Some memoirs are flavored with wry resignation. “Never really finished anything, except cake.” “I’m just here for the beer.” And “We were our own Springer episode.”
Some exhibit a fairly high level of self-preservation, not a trait you would expect from someone signing their real name to an Internet website: “It’s pretty high. You go first.”
Some speak to me directly: “Many risky mistakes, very few regrets.” Some don’t speak to me at all: “Not a good Christian, but trying.”
Some are poignant: “Followed rules, not dreams. Never again.” And “Born with glaucoma…fading to black…”

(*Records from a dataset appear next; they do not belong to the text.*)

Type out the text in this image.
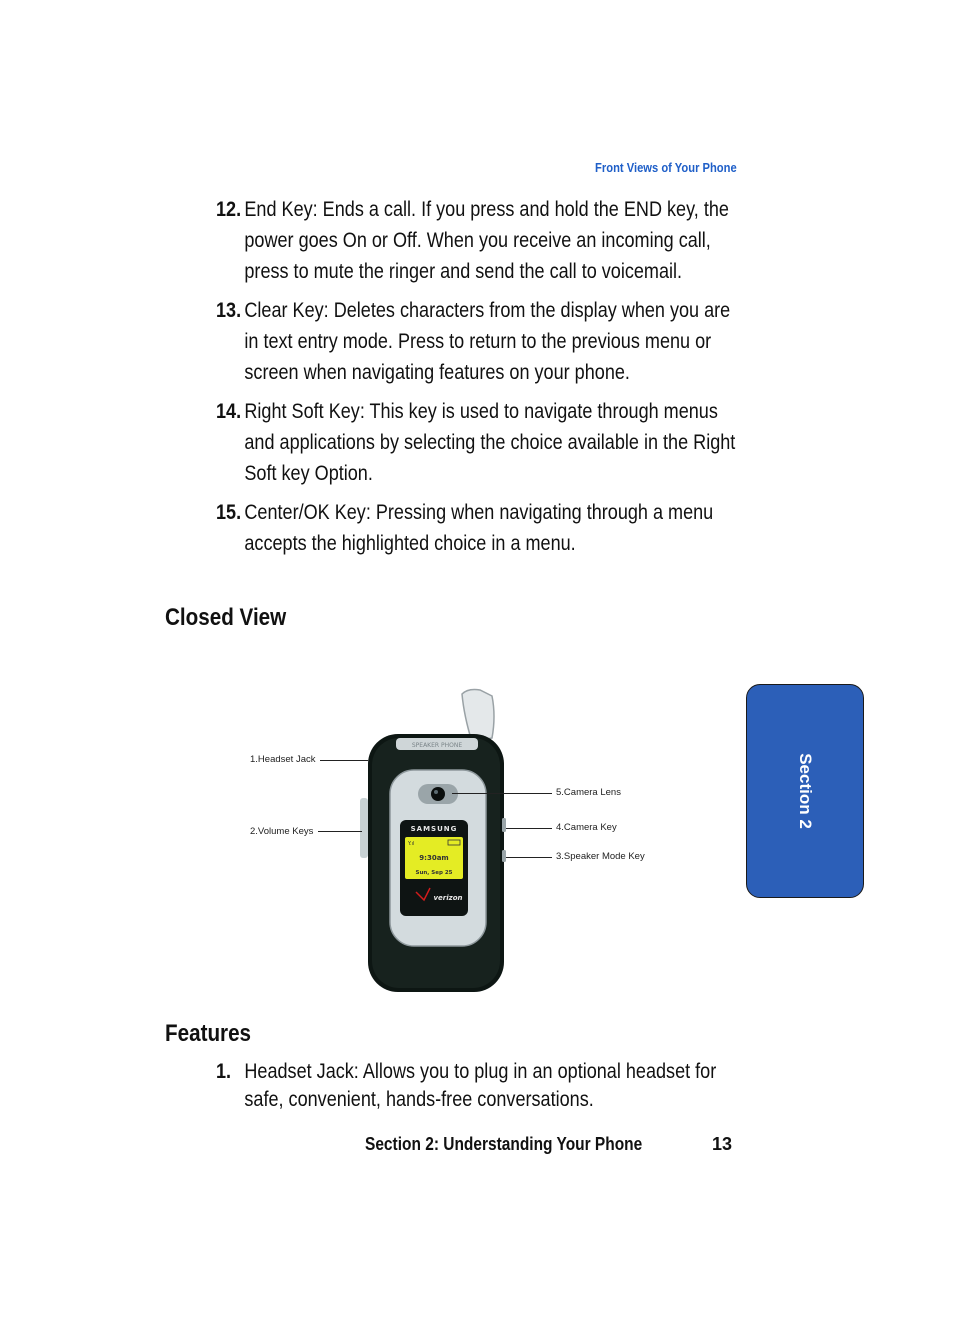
Front Views of Your Phone
12. End Key: Ends a call. If you press and hold the END key, the power goes On or Off. When you receive an incoming call, press to mute the ringer and send the call to voicemail.
13. Clear Key: Deletes characters from the display when you are in text entry mode. Press to return to the previous menu or screen when navigating features on your phone.
14. Right Soft Key: This key is used to navigate through menus and applications by selecting the choice available in the Right Soft key Option.
15. Center/OK Key: Pressing when navigating through a menu accepts the highlighted choice in a menu.
Closed View
SPEAKER PHONE
SAMSUNG
Y.ıl
9:30am
Sun, Sep 25
verizon
1.Headset Jack
2.Volume Keys
5.Camera Lens
4.Camera Key
3.Speaker Mode Key
Features
1. Headset Jack: Allows you to plug in an optional headset for safe, convenient, hands-free conversations.
Section 2
Section 2: Understanding Your Phone	13
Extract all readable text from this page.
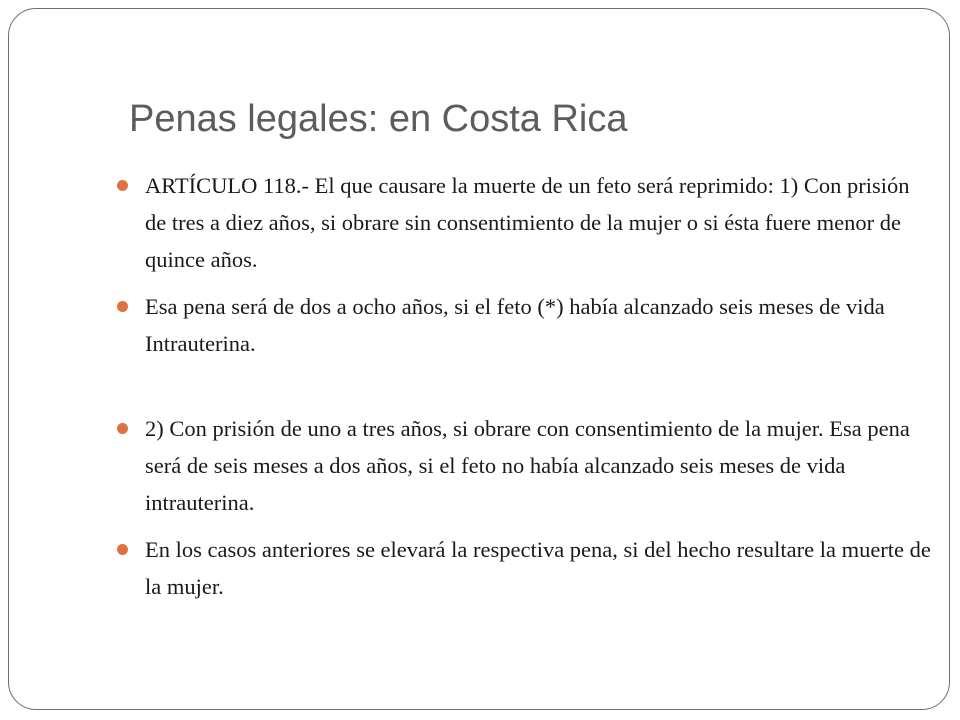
Penas legales: en Costa Rica
ARTÍCULO 118.- El que causare la muerte de un feto será reprimido: 1) Con prisión de tres a diez años, si obrare sin consentimiento de la mujer o si ésta fuere menor de quince años.
Esa pena será de dos a ocho años, si el feto (*) había alcanzado seis meses de vida Intrauterina.
2) Con prisión de uno a tres años, si obrare con consentimiento de la mujer. Esa pena será de seis meses a dos años, si el feto no había alcanzado seis meses de vida intrauterina.
En los casos anteriores se elevará la respectiva pena, si del hecho resultare la muerte de la mujer.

Some despair: “Became my mother. Please shoot me.” And some rejoice: “Afraid of everything. Did it anyway.”
Some are just plain spooky: “He knew her bruises would fade.”
And some made me laugh out loud. “Editor. Get it?” Yes.
There are of course now Six Word Memoirs for Teens ("Met online; love before first sight."), Six Words on the Green Life ("The meek shall inherit the garbage."), and Six Words for America ("For every bomb, build a school."). Smith Magazine's invitation to contribute your own six-word memoir on the magazine's website still stands.
Myself, I recommend you buy your own copy of the first book and put it where I did: In the bathroom next to the toilet.